Banana Hill has long been a home from home for Ugandans, and 14 of the 30 paintings on show are from that country. Kenya has 11, South Sudan and Tanzania two apiece and Ethiopia just one — a semi-abstract piece called Gossip, by Negga Yilmo, in which hints of figures meld in shades of red and orange, accented with blue.

Ronex Ahimbisibwe, Ronnie Ogwang and David Kigozi are Ugandans popular with Banana gallery-goers, as is Jjuuko Hoods who offers a typically busy Market Day.

Realism, as a creative style at least, seems to be alive and well in Juba with the South Sudanese Stephen Lobalu presenting two paintings, each of a slender woman, one carrying pots to market, another returning from the fields.

Haji Chilonga carries the flag for Tanzania with his schematic Sailing Boats, although I prefer his more literal offerings when the wristy brushwork is not subsumed by a stylistic tic.

And then we have the Kenyans.

Step forward Patrick Kinuthia with his Mother and Child (but if you ask — and you should — his thoughtful landscapes will appear from storage). Then there are Shine and Rahab with their joint landscape Ngurika, which looks more Rahab than Shine, plus assorted works by Vincent Shikuku, Edward Muratha and George Kimani.

Two tumultuous scenes, Dagoretti Market and Limuru Market, by Leonard Ngure, show how well he has learnt at the feet of his master, Bertiers.

So well in fact that it is tricky to tell paintings by the two artists apart. Similar subjects, of course; similar rowdy compositions and similar strong palettes.

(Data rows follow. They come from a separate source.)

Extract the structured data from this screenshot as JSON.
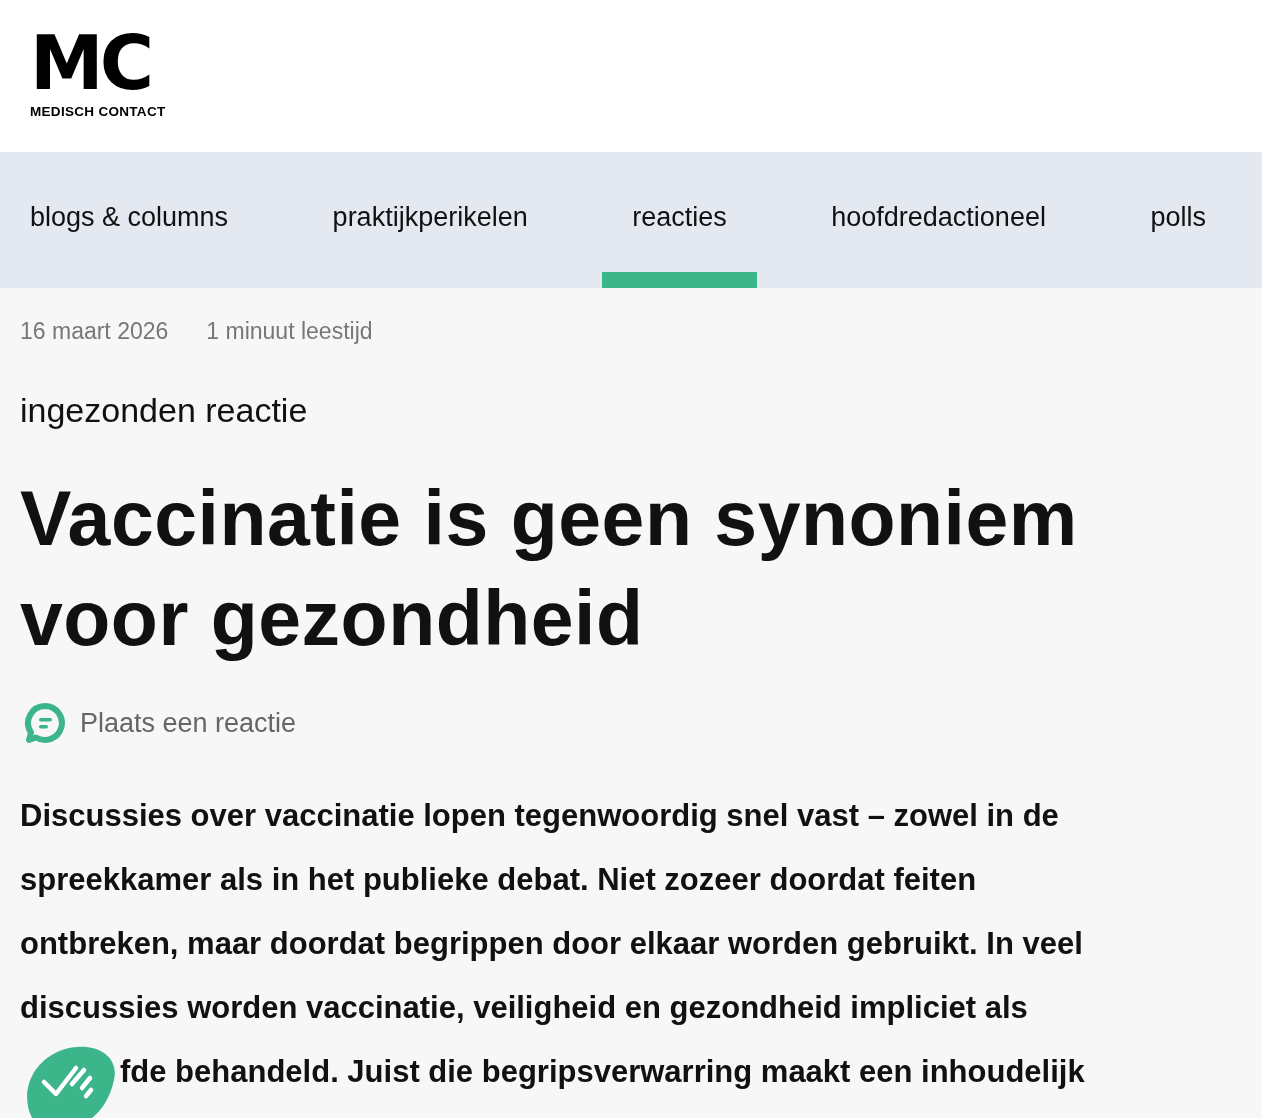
{
  "logo": {
    "mark": "MC",
    "name": "MEDISCH CONTACT"
  },
  "nav": [
    {
      "label": "blogs & columns",
      "selected": false
    },
    {
      "label": "praktijkperikelen",
      "selected": false
    },
    {
      "label": "reacties",
      "selected": true
    },
    {
      "label": "hoofdredactioneel",
      "selected": false
    },
    {
      "label": "polls",
      "selected": false
    }
  ],
  "article": {
    "date": "16 maart 2026",
    "reading_time": "1 minuut leestijd",
    "category": "ingezonden reactie",
    "title": "Vaccinatie is geen synoniem voor gezondheid",
    "comment_link": "Plaats een reactie",
    "intro": "Discussies over vaccinatie lopen tegenwoordig snel vast – zowel in de spreekkamer als in het publieke debat. Niet zozeer doordat feiten ontbreken, maar doordat begrippen door elkaar worden gebruikt. In veel discussies worden vaccinatie, veiligheid en gezondheid impliciet als",
    "intro_tail": "fde behandeld. Juist die begripsverwarring maakt een inhoudelijk"
  }
}
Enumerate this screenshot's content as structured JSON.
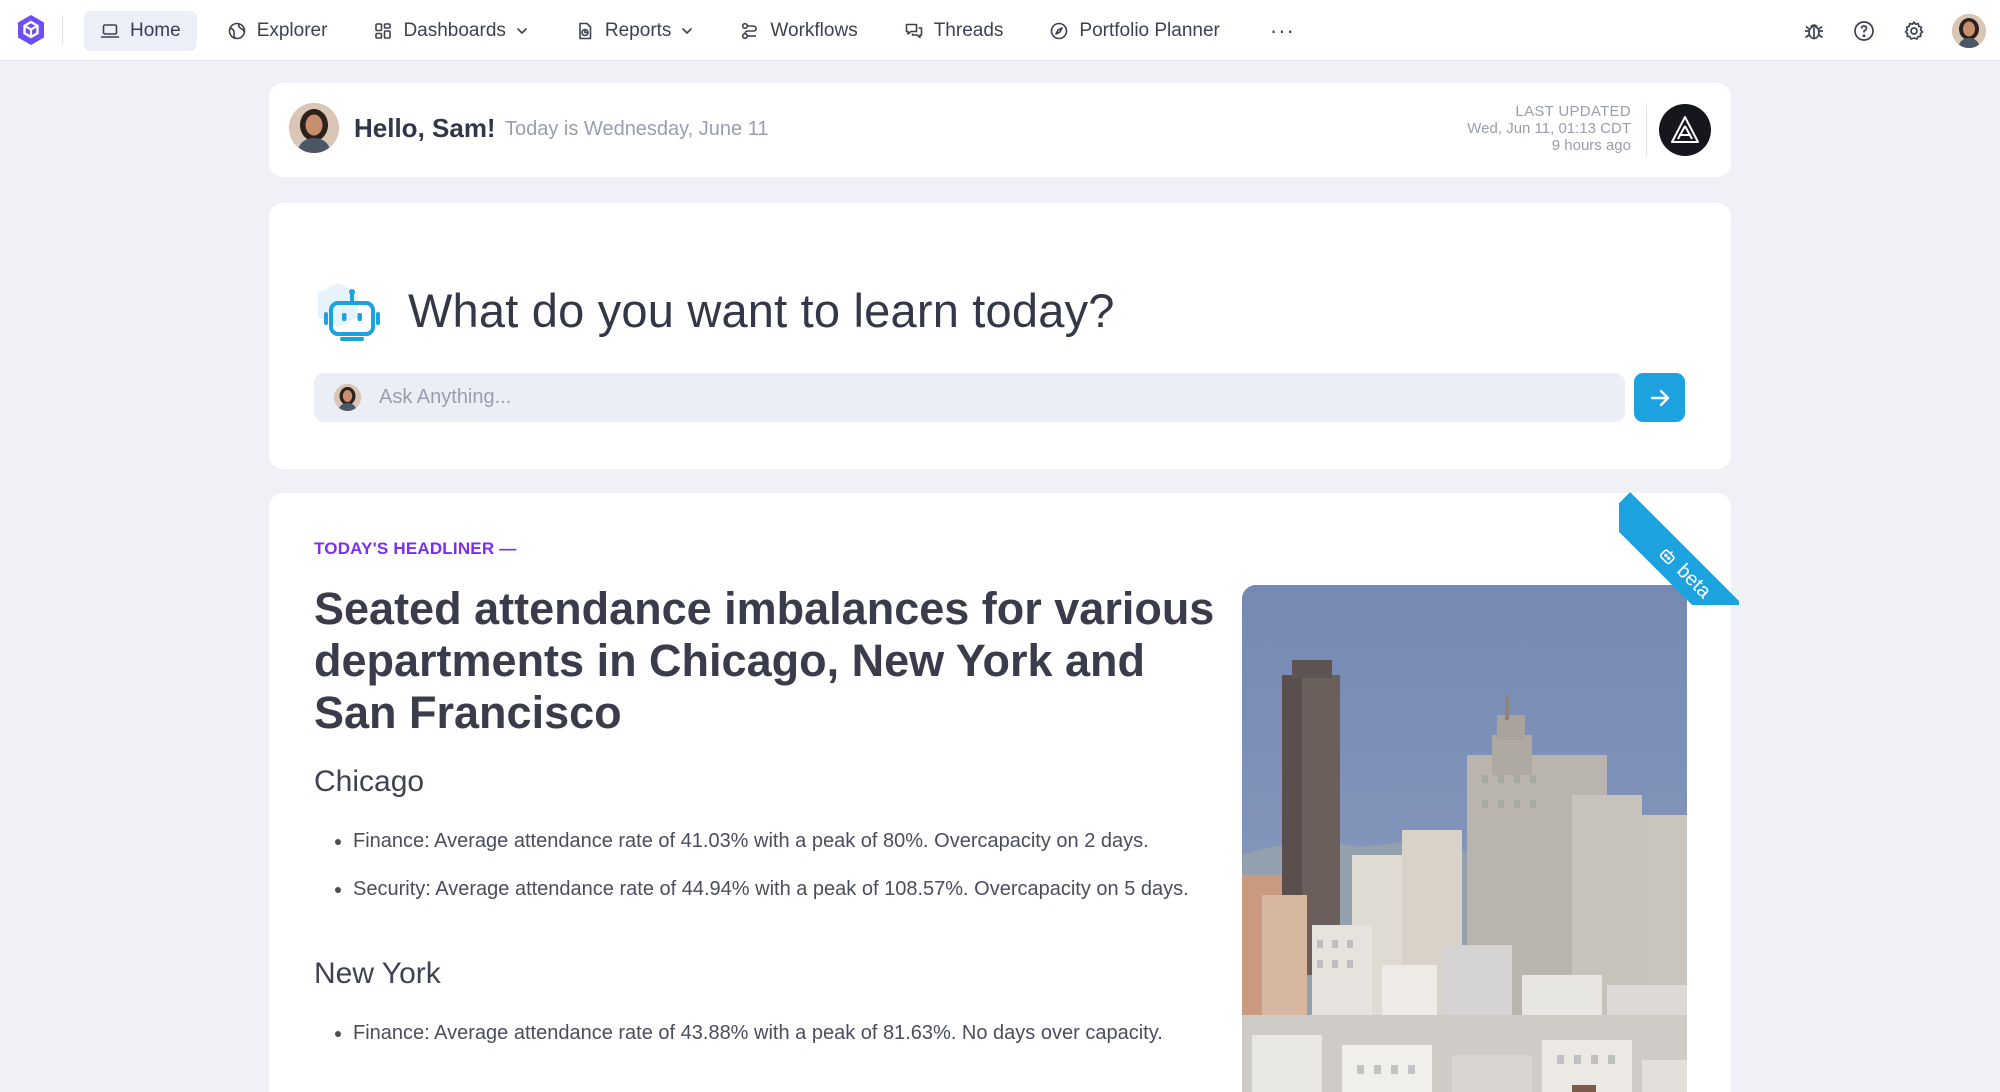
{
  "nav": {
    "items": [
      {
        "label": "Home",
        "icon": "laptop-icon",
        "active": true
      },
      {
        "label": "Explorer",
        "icon": "globe-icon"
      },
      {
        "label": "Dashboards",
        "icon": "grid-icon",
        "dropdown": true
      },
      {
        "label": "Reports",
        "icon": "report-icon",
        "dropdown": true
      },
      {
        "label": "Workflows",
        "icon": "workflow-icon"
      },
      {
        "label": "Threads",
        "icon": "chat-icon"
      },
      {
        "label": "Portfolio Planner",
        "icon": "compass-icon"
      }
    ],
    "more": "···",
    "right_icons": [
      "bug-icon",
      "help-icon",
      "settings-icon"
    ]
  },
  "greeting": {
    "hello": "Hello, Sam!",
    "date": "Today is Wednesday, June 11",
    "updated_label": "LAST UPDATED",
    "updated_time": "Wed, Jun 11, 01:13 CDT",
    "updated_ago": "9 hours ago"
  },
  "ask": {
    "title": "What do you want to learn today?",
    "placeholder": "Ask Anything..."
  },
  "headliner": {
    "kicker": "TODAY'S HEADLINER —",
    "ribbon": "beta",
    "title": "Seated attendance imbalances for various departments in Chicago, New York and San Francisco",
    "sections": [
      {
        "city": "Chicago",
        "bullets": [
          "Finance: Average attendance rate of 41.03% with a peak of 80%. Overcapacity on 2 days.",
          "Security: Average attendance rate of 44.94% with a peak of 108.57%. Overcapacity on 5 days."
        ]
      },
      {
        "city": "New York",
        "bullets": [
          "Finance: Average attendance rate of 43.88% with a peak of 81.63%. No days over capacity."
        ]
      }
    ]
  },
  "colors": {
    "accent": "#1da2e0",
    "kicker": "#7a2ff0",
    "logo": "#6e4df2"
  }
}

The Bertiers narrative style is becoming a genre (his son Marvin Njoroge and one John Njuguna are also prolific students) and, while I appreciate their appeal to tourists, I hope they don’t go home with the impression that this is what Kenyan art has to offer, rather as Tanzania has come for some to mean only Tingatinga.

Something new

Yes, in the right mood Bertiers and his followers can be fun — plenty to see and something new at every glance — and allusions to Bruegel, Lowry and to Hogarth’s Gin Lane etchings are inevitable, but there is also something patronising about these conversation pieces plus an occasional distasteful misogyny, particularly in the bar room scenes.

If you want a painting by an outsider artist with an original vision there are two large works on the wall by the meticulous Kivuthi Mbunu, who along with Ancent Soi is the most distinctive of the ex-Watatu Gallery lot.

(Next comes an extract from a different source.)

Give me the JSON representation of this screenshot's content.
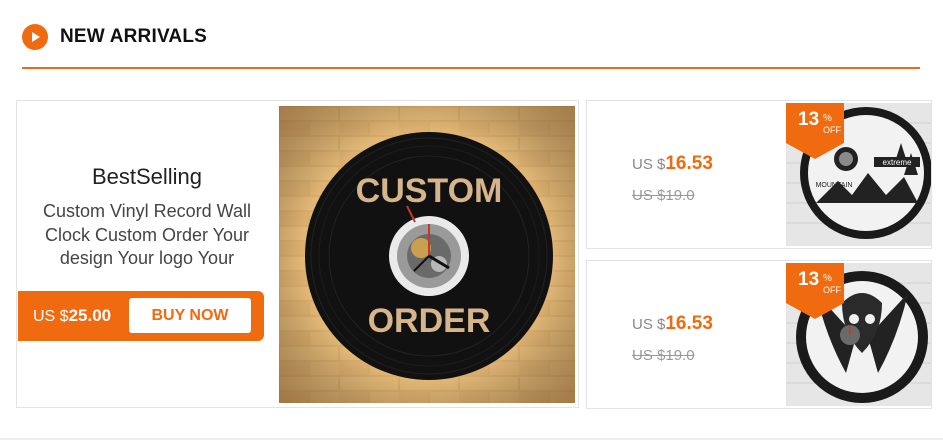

His unique take on life among the Akamba, in which fantasy wildlife competes with the villagers in front of wild, flaring landscapes, have won worldwide acclaim.

So duty over, the exhibition reviewed, the real fun begins.

Fun

For it is among the 2,000-plus paintings and drawings in the storerooms, or propped on the floor and in the racks that line the walls of this cavernous gallery, that inexpensive treasures can be found.

On this visit, they included a dazzling suite of 13 small oils on cardboard of cockerels by the Ugandan Andrew Arim.

cockerel

Cockerel 2, by Andrew Arim. PHOT | FRANK WHALLEY

Perky, alert and shimmering, they beg to be bought — and at only $50 a piece compared with up to $2,000 on the walls, I’m sure they soon will be.

Another gem was a flying bird (also $50) hammered out of mabati by George Kahihu, who lives nearby in Banana Hill.

He learnt to wield a hammer as a stone mason, and, now retired, does so to great effect making this bird and bas-reliefs of cats and ducks as well as chiselling out a range of wooden birds.

An original self-taught talent, genuine as they come — and his work is such a delight it’s worth a little dance on its own.